Yaz geldi. Şu anda biz 7-8 tankerle su dağıtıyoruz. Tabi tankerle dağıtılan sulardan halk memnun değil. Hijyenik değil. Biz, belediye olarak projeyi yapmışız. Sağ olsun hükümetimiz parayı çıkarmış. İhale yapılmış fakat mevcut firmanın yetersizliğinden halka karşı biz de yalancı olduk. Bakan bey seçim gezisinde Hilvan'a geldiğinde herkes 'sayın bakanım su ne oldu, su gelecekti, gelmedi' diye sordu. Herkes bizden biliyor ama işin temel kaynağı; biz zamanında bu işimizle ilgilenmişiz, projeyi yapmışız, ihale aşamasına getirmişiz ama firma yetersiz olunca maalesef özellikle Urfa'da, Hilvan'da bir, iki tane okul var. Su isale hattı var. Bunlar şu anda düşük teklif atıyorlar. Ondan sonra işi yapamıyorlar, bocalanıyorlar. Bunun cezasını halk çekiyor, bizler çekiyoruz. Biz yalancı oluyoruz, halk da perişan oluyor.

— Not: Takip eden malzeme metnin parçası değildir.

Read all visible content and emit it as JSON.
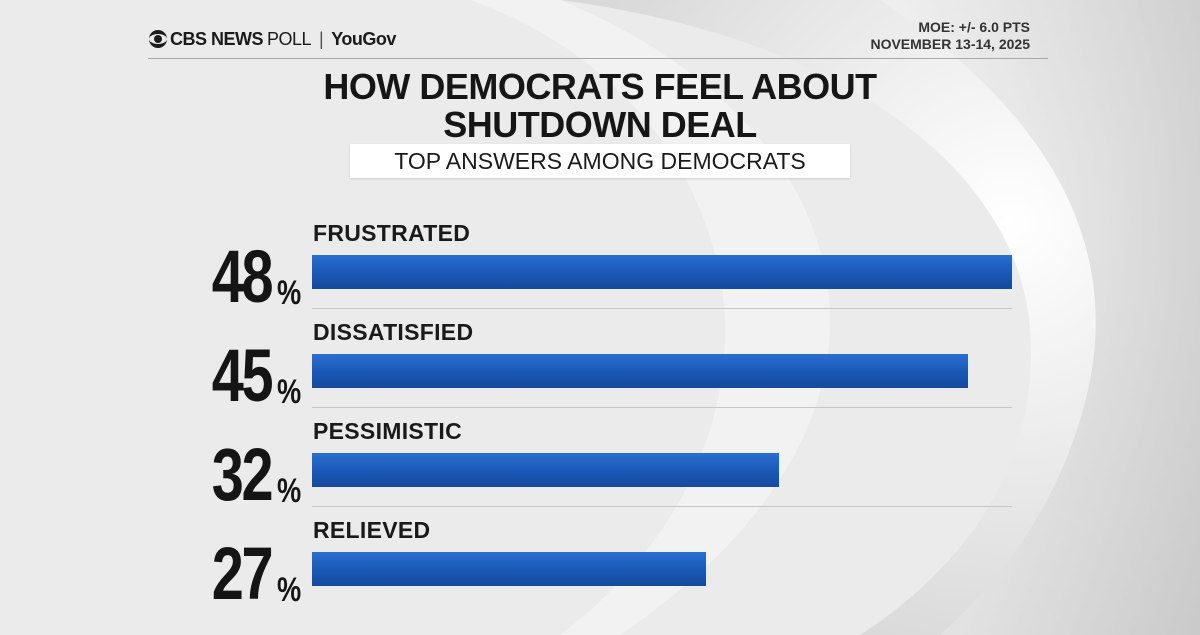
{
  "header": {
    "network": "CBS NEWS",
    "poll_word": "POLL",
    "separator": "|",
    "partner": "YouGov",
    "moe": "MOE: +/- 6.0 PTS",
    "date": "NOVEMBER 13-14, 2025"
  },
  "colors": {
    "bar": "#1a57b5",
    "text": "#161616",
    "background": "#ececec"
  },
  "chart_data": {
    "type": "bar",
    "orientation": "horizontal",
    "title_line1": "HOW DEMOCRATS FEEL ABOUT",
    "title_line2": "SHUTDOWN DEAL",
    "subtitle": "TOP ANSWERS AMONG DEMOCRATS",
    "categories": [
      "FRUSTRATED",
      "DISSATISFIED",
      "PESSIMISTIC",
      "RELIEVED"
    ],
    "values": [
      48,
      45,
      32,
      27
    ],
    "value_labels": [
      "48",
      "45",
      "32",
      "27"
    ],
    "unit": "%",
    "xlim": [
      0,
      48
    ],
    "grid": false,
    "legend": "none"
  }
}
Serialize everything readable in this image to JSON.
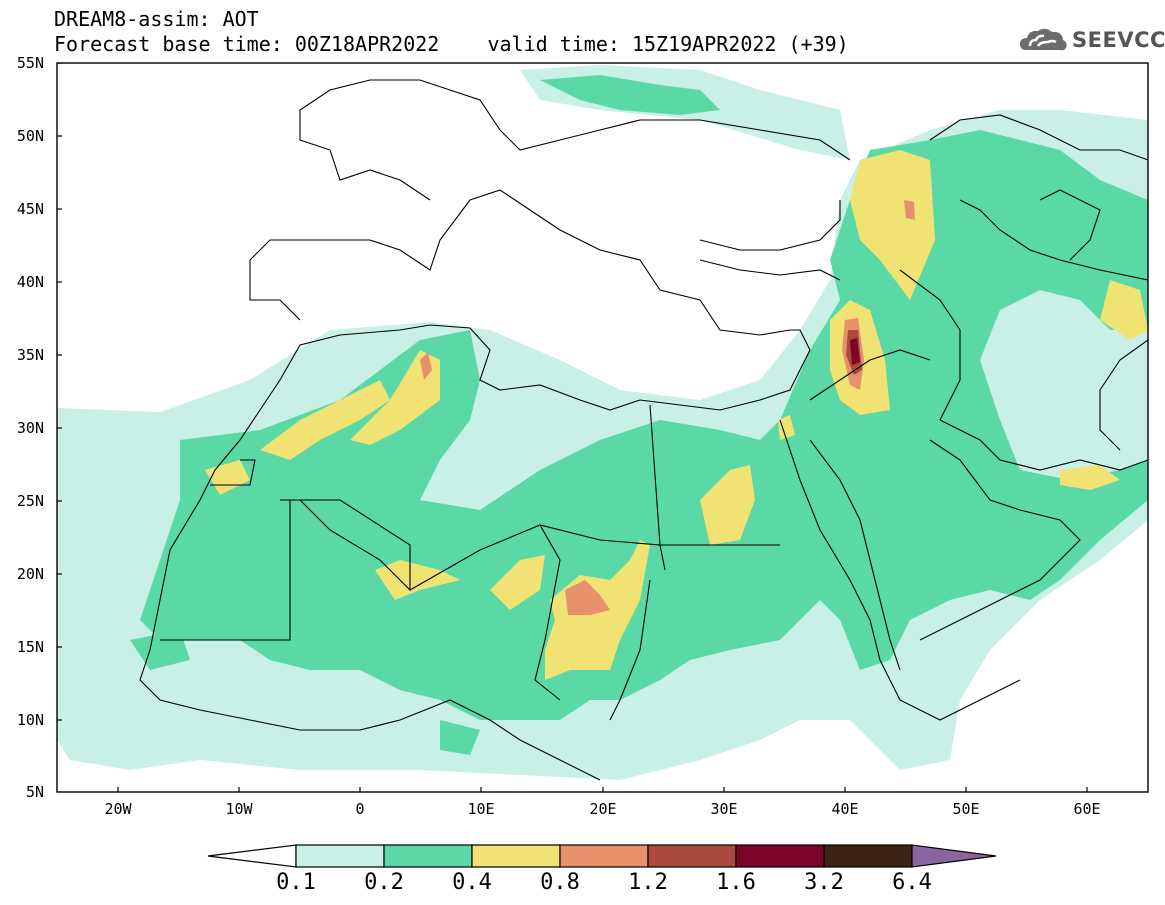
{
  "header": {
    "title_line1": "DREAM8-assim: AOT",
    "title_line2": "Forecast base time: 00Z18APR2022    valid time: 15Z19APR2022 (+39)"
  },
  "logo": {
    "text": "SEEVCCC",
    "icon": "cloud-icon"
  },
  "map": {
    "lat_range": [
      5,
      55
    ],
    "lon_range": [
      -25,
      65
    ],
    "lat_labels": [
      "55N",
      "50N",
      "45N",
      "40N",
      "35N",
      "30N",
      "25N",
      "20N",
      "15N",
      "10N",
      "5N"
    ],
    "lon_labels": [
      "20W",
      "10W",
      "0",
      "10E",
      "20E",
      "30E",
      "40E",
      "50E",
      "60E"
    ],
    "max_aot_location": "Syria-Iraq border near 35N 41E"
  },
  "colorbar": {
    "labels": [
      "0.1",
      "0.2",
      "0.4",
      "0.8",
      "1.2",
      "1.6",
      "3.2",
      "6.4"
    ],
    "colors": [
      "#ffffff",
      "#c8f0e6",
      "#5ad9a7",
      "#f1e274",
      "#e7916a",
      "#a94a3c",
      "#7b0427",
      "#3c2314",
      "#8a64a0"
    ]
  }
}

Çamurlu sokaklar var mı hala?

Çamur meselesine gelince biz, Hilvan'da 580 bin metrekareye yakın parke taşı döşedik. Allah'a şükürler olsun şu anda o konuda sıkıntımız yok. En son 5 tane okulumuz vardı. Büyükşehir belediyemiz sağ olsun, okul yollarının ihalesini yaptı, o da bitti.

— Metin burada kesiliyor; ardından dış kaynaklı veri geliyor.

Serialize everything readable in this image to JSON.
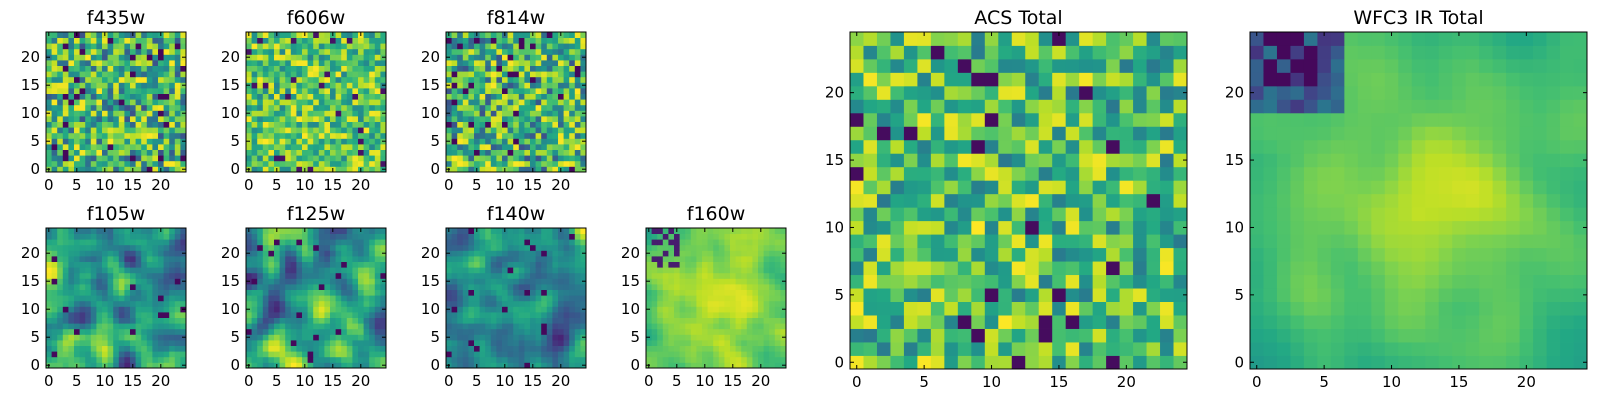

Önünüzdeki projelere gelirsek…

Bu sene buğday pazarının açılışını resmi olarak yapmadık ama şu anda esnafımız alışverişini yapıyor, çok memnun. Uluyazı'da bir semt sahası yapmıştık şimdi açılışını yapıyoruz. Bunun yanında otogar projesi. Büyük bir aksilik olmazsa 2015 yılı programında o da var. Hilvan için ne gerekiyorsa onun için çalışıyoruz. Gençlik ve Spor Bakanlığında bir çim saha vardı. O da önceki gün kabul edildi. Onun protokolünü gidip yapacağız. Bağlar mahallesinde yapıyoruz, gençlere yönelik.

İmar konusunda ne gibi değişiklikler oldu?

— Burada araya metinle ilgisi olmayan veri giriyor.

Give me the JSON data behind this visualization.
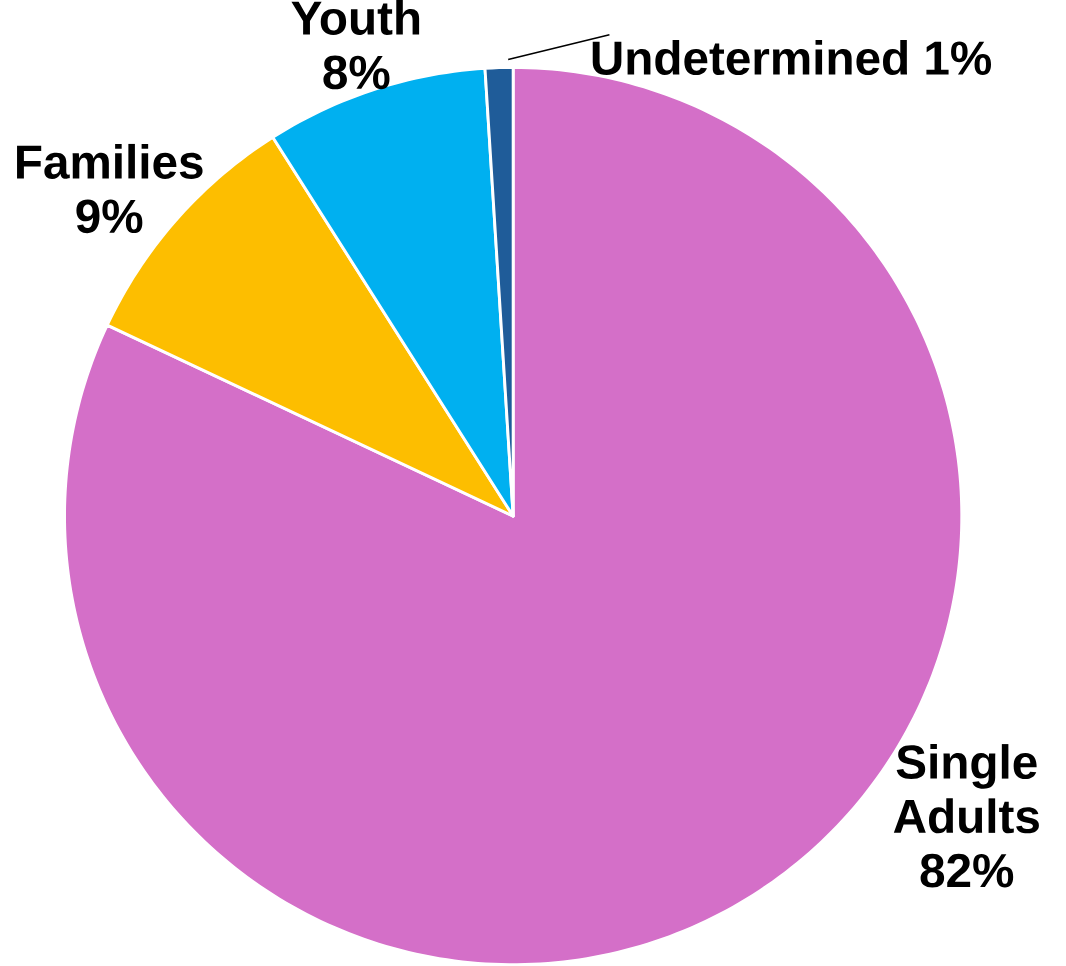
{
  "chart_data": {
    "type": "pie",
    "categories": [
      "Single Adults",
      "Families",
      "Youth",
      "Undetermined"
    ],
    "values": [
      82,
      9,
      8,
      1
    ],
    "value_labels": [
      "82%",
      "9%",
      "8%",
      "1%"
    ],
    "colors": [
      "#d46fc8",
      "#fdbe00",
      "#00b0f0",
      "#1f5c99"
    ]
  }
}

İmarımız 2008'in 11'inci ayında, yeni bir imar. Fakat o zaman benden önceki başkan döneminde o imar planı yapılmış. 7-8 sene geçti. İlçe gelişiyor, buraya gelen müteahhitler var. Şu anda biz, büyükşehir belediyesiyle beraber yeni bir imar revizyonu taslak çalışması yapıyoruz. Bazı yerlerde 2-3 kat olunca da müteahhitler gelmiyor. Zemini sağlam olan yerlere, etüt yaparak oralara kaç kat yapılması gerekiyorsa… Öyle bir çalışmamız var.

Son dönemde ilçede arsa fiyatlarının arttığına yönelik söylentiler var

Arsa fiyatları çok arttı. Fiyatlarda yüzde 500 artış var. İyi hatırlıyorum. 2009 yılında başkan olduk. 2010 yılının 1'inci ayında isim de vereyim, Vedat Baytak. Karacurun mahallesinde iki parseli vardı. Sohbet ettik. 'İki parselim var, birini satacağım, birine ev yapacağım' dedi. Birkaç gün sonra 'sattım' dedi. 'Kaça sattın' dedim. '3 bin 500'e sattım' dedi. Şu anda orada 30 binden aşağı parsel yok. Şu anda Hilvan'da, Urfa'dan ve Siverek'ten gelen müteahhitler kat karşılığı çalışıyorlar. Eğer dikkat ederseniz her taraf inşaat olmuş ve binalar yükseliyor. TOKİ konutlarını buraya getirdik. 195 konut. Haberlere de geçti. TOKİ konutları hazır ama su yok. Biz, oraya yeni su şebekesini çekmişiz. Buğday pazarına çekmişiz ama yeni su şebekesi devreye girmediğinden biz de müteahhittin yalancısı olduk. Açıkçası öyle.

Hilvan'ın bir başka sorunu da işsizlik sorunu. Gençler başka yerlere çalışmaya gidiyorlar. Belki sizin birinci önceliğiniz değil ama istihdama yönelik, ilçeye yatırım yapılmasına yönelik bir çalışmanız var mı?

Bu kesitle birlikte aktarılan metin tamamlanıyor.